A Origami foi responsável pelos corsos dos Carnavais daquele concelho algarvio entre 1999 e 2014. Esta empresa – que tem sede nas Caldas da Rainha – tem, aliás, no município de Loulé um extraordinário cliente, sempre por ajustes directos: desde 2017 soma 11 contratos por ajuste directo no valor total de 201.750 euros.

A influência dos artistas na arte de obtenção de contratos por ajuste directo tem, de facto, em muitas situações, um padrão regional. Será, por exemplo, o caso de Francisco Lucena – que, desde 2020, conseguiu três contratos com autarquias.

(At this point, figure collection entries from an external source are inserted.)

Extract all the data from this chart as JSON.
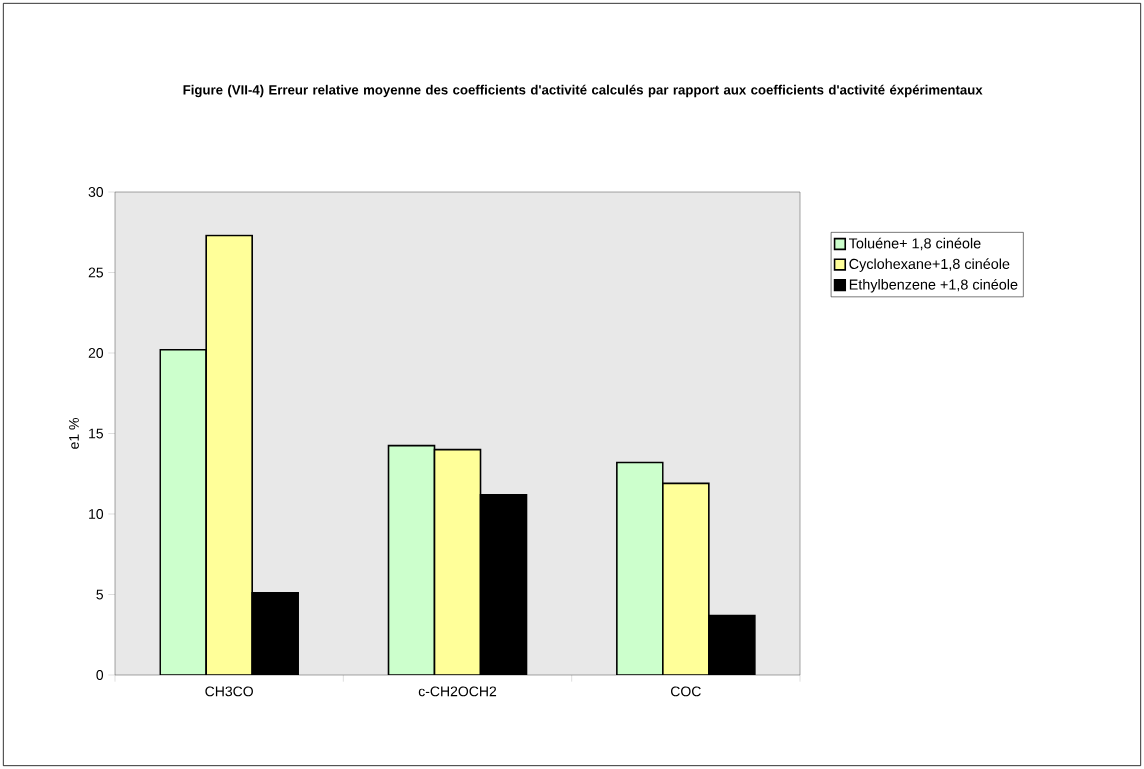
{
  "chart_data": {
    "type": "bar",
    "title": "Figure (VII-4) Erreur relative moyenne des coefficients d'activité calculés par rapport aux coefficients d'activité éxpérimentaux",
    "ylabel": "e1 %",
    "categories": [
      "CH3CO",
      "c-CH2OCH2",
      "COC"
    ],
    "series": [
      {
        "name": "Toluéne+ 1,8 cinéole",
        "color": "#ccffcc",
        "values": [
          20.2,
          14.25,
          13.2
        ]
      },
      {
        "name": "Cyclohexane+1,8 cinéole",
        "color": "#ffff99",
        "values": [
          27.3,
          14.0,
          11.9
        ]
      },
      {
        "name": "Ethylbenzene +1,8 cinéole",
        "color": "#000000",
        "values": [
          5.1,
          11.2,
          3.7
        ]
      }
    ],
    "ylim": [
      0,
      30
    ],
    "yticks": [
      0,
      5,
      10,
      15,
      20,
      25,
      30
    ],
    "legend": "right"
  }
}
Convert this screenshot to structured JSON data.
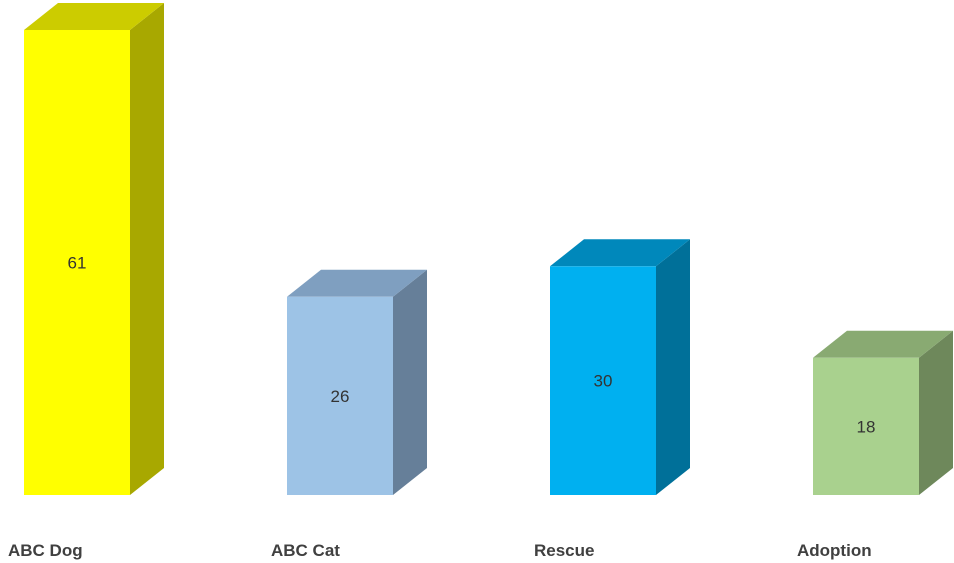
{
  "chart_data": {
    "type": "bar",
    "style": "3d-column",
    "categories": [
      "ABC Dog",
      "ABC Cat",
      "Rescue",
      "Adoption"
    ],
    "values": [
      61,
      26,
      30,
      18
    ],
    "colors": [
      {
        "front": "#ffff00",
        "top": "#cccc00",
        "side": "#a8a800"
      },
      {
        "front": "#9dc3e6",
        "top": "#7f9fc0",
        "side": "#667f99"
      },
      {
        "front": "#00b0f0",
        "top": "#0088bb",
        "side": "#007099"
      },
      {
        "front": "#a9d18e",
        "top": "#89aa72",
        "side": "#6e885b"
      }
    ],
    "title": "",
    "xlabel": "",
    "ylabel": "",
    "ylim": [
      0,
      61
    ],
    "grid": false,
    "data_labels": true
  }
}
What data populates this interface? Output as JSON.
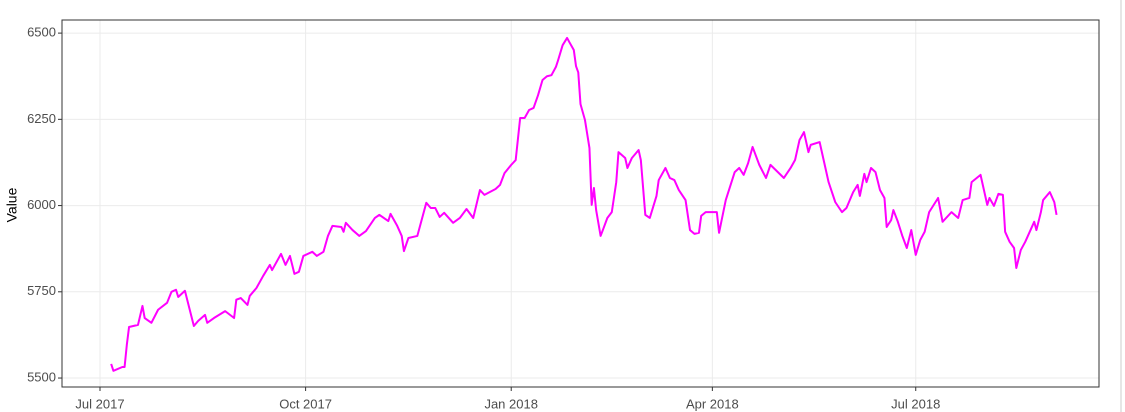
{
  "chart_data": {
    "type": "line",
    "y_label": "Value",
    "color": "#ff00ff",
    "grid": true,
    "xlim": [
      "2017-06-14",
      "2018-09-21"
    ],
    "xticks": [
      {
        "value": "2017-07-01",
        "label": "Jul 2017"
      },
      {
        "value": "2017-10-01",
        "label": "Oct 2017"
      },
      {
        "value": "2018-01-01",
        "label": "Jan 2018"
      },
      {
        "value": "2018-04-01",
        "label": "Apr 2018"
      },
      {
        "value": "2018-07-01",
        "label": "Jul 2018"
      }
    ],
    "ylim": [
      5474,
      6538
    ],
    "yticks": [
      5500,
      5750,
      6000,
      6250,
      6500
    ],
    "x": [
      "2017-07-06",
      "2017-07-07",
      "2017-07-11",
      "2017-07-12",
      "2017-07-13",
      "2017-07-14",
      "2017-07-18",
      "2017-07-20",
      "2017-07-21",
      "2017-07-24",
      "2017-07-27",
      "2017-07-31",
      "2017-08-02",
      "2017-08-04",
      "2017-08-05",
      "2017-08-08",
      "2017-08-12",
      "2017-08-14",
      "2017-08-17",
      "2017-08-18",
      "2017-08-21",
      "2017-08-26",
      "2017-08-30",
      "2017-08-31",
      "2017-09-02",
      "2017-09-05",
      "2017-09-06",
      "2017-09-09",
      "2017-09-12",
      "2017-09-15",
      "2017-09-16",
      "2017-09-20",
      "2017-09-22",
      "2017-09-24",
      "2017-09-26",
      "2017-09-28",
      "2017-09-30",
      "2017-10-04",
      "2017-10-06",
      "2017-10-09",
      "2017-10-11",
      "2017-10-13",
      "2017-10-17",
      "2017-10-18",
      "2017-10-19",
      "2017-10-22",
      "2017-10-25",
      "2017-10-28",
      "2017-11-01",
      "2017-11-03",
      "2017-11-07",
      "2017-11-08",
      "2017-11-11",
      "2017-11-13",
      "2017-11-14",
      "2017-11-16",
      "2017-11-20",
      "2017-11-24",
      "2017-11-26",
      "2017-11-28",
      "2017-11-30",
      "2017-12-02",
      "2017-12-06",
      "2017-12-09",
      "2017-12-12",
      "2017-12-15",
      "2017-12-18",
      "2017-12-20",
      "2017-12-25",
      "2017-12-27",
      "2017-12-29",
      "2018-01-01",
      "2018-01-03",
      "2018-01-05",
      "2018-01-07",
      "2018-01-09",
      "2018-01-11",
      "2018-01-13",
      "2018-01-15",
      "2018-01-17",
      "2018-01-19",
      "2018-01-21",
      "2018-01-22",
      "2018-01-24",
      "2018-01-26",
      "2018-01-27",
      "2018-01-29",
      "2018-01-30",
      "2018-01-31",
      "2018-02-01",
      "2018-02-03",
      "2018-02-05",
      "2018-02-06",
      "2018-02-07",
      "2018-02-08",
      "2018-02-10",
      "2018-02-11",
      "2018-02-13",
      "2018-02-15",
      "2018-02-17",
      "2018-02-18",
      "2018-02-21",
      "2018-02-22",
      "2018-02-24",
      "2018-02-27",
      "2018-02-28",
      "2018-03-02",
      "2018-03-04",
      "2018-03-07",
      "2018-03-08",
      "2018-03-11",
      "2018-03-13",
      "2018-03-15",
      "2018-03-17",
      "2018-03-20",
      "2018-03-22",
      "2018-03-24",
      "2018-03-26",
      "2018-03-27",
      "2018-03-29",
      "2018-04-03",
      "2018-04-04",
      "2018-04-05",
      "2018-04-07",
      "2018-04-11",
      "2018-04-13",
      "2018-04-15",
      "2018-04-17",
      "2018-04-19",
      "2018-04-22",
      "2018-04-25",
      "2018-04-27",
      "2018-05-03",
      "2018-05-06",
      "2018-05-08",
      "2018-05-10",
      "2018-05-12",
      "2018-05-14",
      "2018-05-15",
      "2018-05-19",
      "2018-05-21",
      "2018-05-23",
      "2018-05-26",
      "2018-05-29",
      "2018-05-31",
      "2018-06-03",
      "2018-06-05",
      "2018-06-06",
      "2018-06-08",
      "2018-06-09",
      "2018-06-11",
      "2018-06-13",
      "2018-06-15",
      "2018-06-17",
      "2018-06-18",
      "2018-06-20",
      "2018-06-21",
      "2018-06-23",
      "2018-06-25",
      "2018-06-27",
      "2018-06-29",
      "2018-07-01",
      "2018-07-03",
      "2018-07-05",
      "2018-07-07",
      "2018-07-11",
      "2018-07-13",
      "2018-07-17",
      "2018-07-20",
      "2018-07-22",
      "2018-07-25",
      "2018-07-26",
      "2018-07-30",
      "2018-07-31",
      "2018-08-02",
      "2018-08-03",
      "2018-08-05",
      "2018-08-07",
      "2018-08-09",
      "2018-08-10",
      "2018-08-12",
      "2018-08-14",
      "2018-08-15",
      "2018-08-17",
      "2018-08-19",
      "2018-08-21",
      "2018-08-23",
      "2018-08-24",
      "2018-08-26",
      "2018-08-27",
      "2018-08-30",
      "2018-09-01",
      "2018-09-02"
    ],
    "values": [
      5541,
      5521,
      5532,
      5532,
      5596,
      5648,
      5654,
      5709,
      5674,
      5660,
      5698,
      5718,
      5750,
      5756,
      5735,
      5753,
      5651,
      5666,
      5683,
      5660,
      5674,
      5694,
      5674,
      5727,
      5732,
      5712,
      5738,
      5761,
      5796,
      5828,
      5813,
      5860,
      5828,
      5854,
      5802,
      5808,
      5854,
      5866,
      5854,
      5866,
      5912,
      5941,
      5938,
      5924,
      5950,
      5929,
      5912,
      5926,
      5964,
      5973,
      5955,
      5976,
      5941,
      5912,
      5868,
      5906,
      5912,
      6008,
      5993,
      5993,
      5967,
      5979,
      5950,
      5964,
      5990,
      5964,
      6045,
      6031,
      6048,
      6060,
      6094,
      6118,
      6132,
      6254,
      6254,
      6277,
      6283,
      6320,
      6364,
      6375,
      6378,
      6402,
      6422,
      6465,
      6486,
      6474,
      6451,
      6404,
      6386,
      6294,
      6248,
      6167,
      6002,
      6051,
      5987,
      5912,
      5929,
      5964,
      5981,
      6068,
      6155,
      6138,
      6109,
      6138,
      6161,
      6132,
      5973,
      5964,
      6028,
      6074,
      6109,
      6080,
      6074,
      6045,
      6016,
      5929,
      5918,
      5921,
      5970,
      5981,
      5981,
      5921,
      5953,
      6016,
      6097,
      6109,
      6089,
      6123,
      6170,
      6118,
      6080,
      6118,
      6080,
      6109,
      6132,
      6190,
      6213,
      6155,
      6176,
      6184,
      6126,
      6068,
      6010,
      5981,
      5993,
      6039,
      6060,
      6028,
      6092,
      6068,
      6109,
      6097,
      6045,
      6022,
      5938,
      5958,
      5987,
      5953,
      5912,
      5877,
      5929,
      5857,
      5900,
      5924,
      5981,
      6022,
      5953,
      5981,
      5964,
      6016,
      6022,
      6068,
      6089,
      6060,
      6002,
      6022,
      5999,
      6034,
      6031,
      5924,
      5895,
      5877,
      5819,
      5871,
      5895,
      5924,
      5953,
      5929,
      5981,
      6016,
      6039,
      6010,
      5973
    ]
  }
}
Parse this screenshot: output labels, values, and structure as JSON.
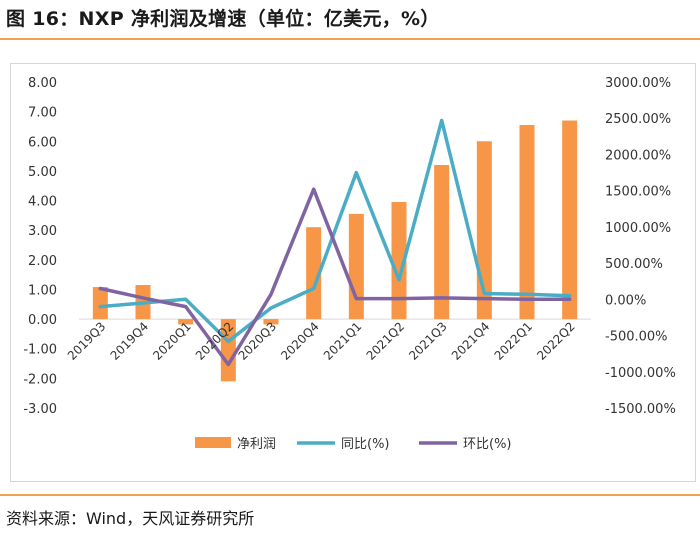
{
  "header": {
    "title": "图 16：NXP 净利润及增速（单位：亿美元，%）"
  },
  "footer": {
    "source": "资料来源：Wind，天风证券研究所"
  },
  "colors": {
    "bar": "#F79646",
    "yoy": "#4BACC6",
    "qoq": "#8064A2",
    "accent_rule": "#F0A050"
  },
  "chart_data": {
    "type": "bar+line",
    "categories": [
      "2019Q3",
      "2019Q4",
      "2020Q1",
      "2020Q2",
      "2020Q3",
      "2020Q4",
      "2021Q1",
      "2021Q2",
      "2021Q3",
      "2021Q4",
      "2022Q1",
      "2022Q2"
    ],
    "series": [
      {
        "name": "净利润",
        "type": "bar",
        "axis": "left",
        "values": [
          1.08,
          1.15,
          -0.18,
          -2.1,
          -0.18,
          3.1,
          3.55,
          3.95,
          5.2,
          6.0,
          6.55,
          6.7
        ]
      },
      {
        "name": "同比(%)",
        "type": "line",
        "axis": "right",
        "values": [
          -100,
          -50,
          0,
          -580,
          -120,
          150,
          1750,
          270,
          2470,
          80,
          70,
          50
        ]
      },
      {
        "name": "环比(%)",
        "type": "line",
        "axis": "right",
        "values": [
          150,
          20,
          -100,
          -900,
          70,
          1520,
          10,
          10,
          20,
          10,
          0,
          0
        ]
      }
    ],
    "y_left": {
      "min": -3,
      "max": 8,
      "step": 1,
      "tick_labels": [
        "-3.00",
        "-2.00",
        "-1.00",
        "0.00",
        "1.00",
        "2.00",
        "3.00",
        "4.00",
        "5.00",
        "6.00",
        "7.00",
        "8.00"
      ]
    },
    "y_right": {
      "min": -1500,
      "max": 3000,
      "step": 500,
      "tick_labels": [
        "-1500.00%",
        "-1000.00%",
        "-500.00%",
        "0.00%",
        "500.00%",
        "1000.00%",
        "1500.00%",
        "2000.00%",
        "2500.00%",
        "3000.00%"
      ]
    },
    "legend": {
      "position": "bottom",
      "items": [
        "净利润",
        "同比(%)",
        "环比(%)"
      ]
    }
  }
}
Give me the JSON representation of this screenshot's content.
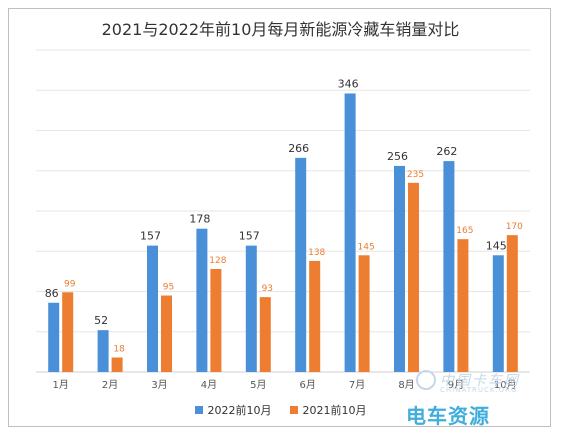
{
  "chart_data": {
    "type": "bar",
    "title": "2021与2022年前10月每月新能源冷藏车销量对比",
    "categories": [
      "1月",
      "2月",
      "3月",
      "4月",
      "5月",
      "6月",
      "7月",
      "8月",
      "9月",
      "10月"
    ],
    "series": [
      {
        "name": "2022前10月",
        "color": "#4a90d9",
        "values": [
          86,
          52,
          157,
          178,
          157,
          266,
          346,
          256,
          262,
          145
        ]
      },
      {
        "name": "2021前10月",
        "color": "#ed7d31",
        "values": [
          99,
          18,
          95,
          128,
          93,
          138,
          145,
          235,
          165,
          170
        ]
      }
    ],
    "ylim": [
      0,
      400
    ],
    "grid": true,
    "legend": "bottom"
  },
  "watermark": {
    "line1": "中国卡车网",
    "line2": "CHINATRUCK.ORG",
    "line3": "电车资源"
  }
}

Na verdade, Lucena é um especialista em conseguir contratos para o mais variado tipo de esculturas públicas contratadas por ajuste directo por autarcas. No seu portefólio contam-se 26 contratos para esculturas urbanas, pagas por autarquias, quase todas do interior norte e centro, das quais apenas em dois casos teve consulta prévia.

Aos 36 anos, Bordalo II acumula cada vez mais contratos por ajuste directo: em cinco anos foram já mais de 650 mil euros facturados.

Este escultor tem alguns clientes habituais, o que é bem representativo da cultura destes negócios: dos 18 municípios a quem já entregou arte pública, há quatro repetentes: Vila Pouca de Aguiar (quatro contratos), Trancoso e Sernancelhe (três, cada) Vila Pouca de Aguiar (dois). Francisco Lucena amealhou, desde 2010, um total de 700.819 euros apenas de câmaras municipais.

Apesar destas ligações promíscuas, que impedem a livre concorrência e estímulo criativo para novos artistas, o silêncio é a alma do negócio. De uma forma aberta, não há, na verdade, quem critique abertamente a forma como os contratos por ajuste directo se executam ao longo do país para obras desta natureza.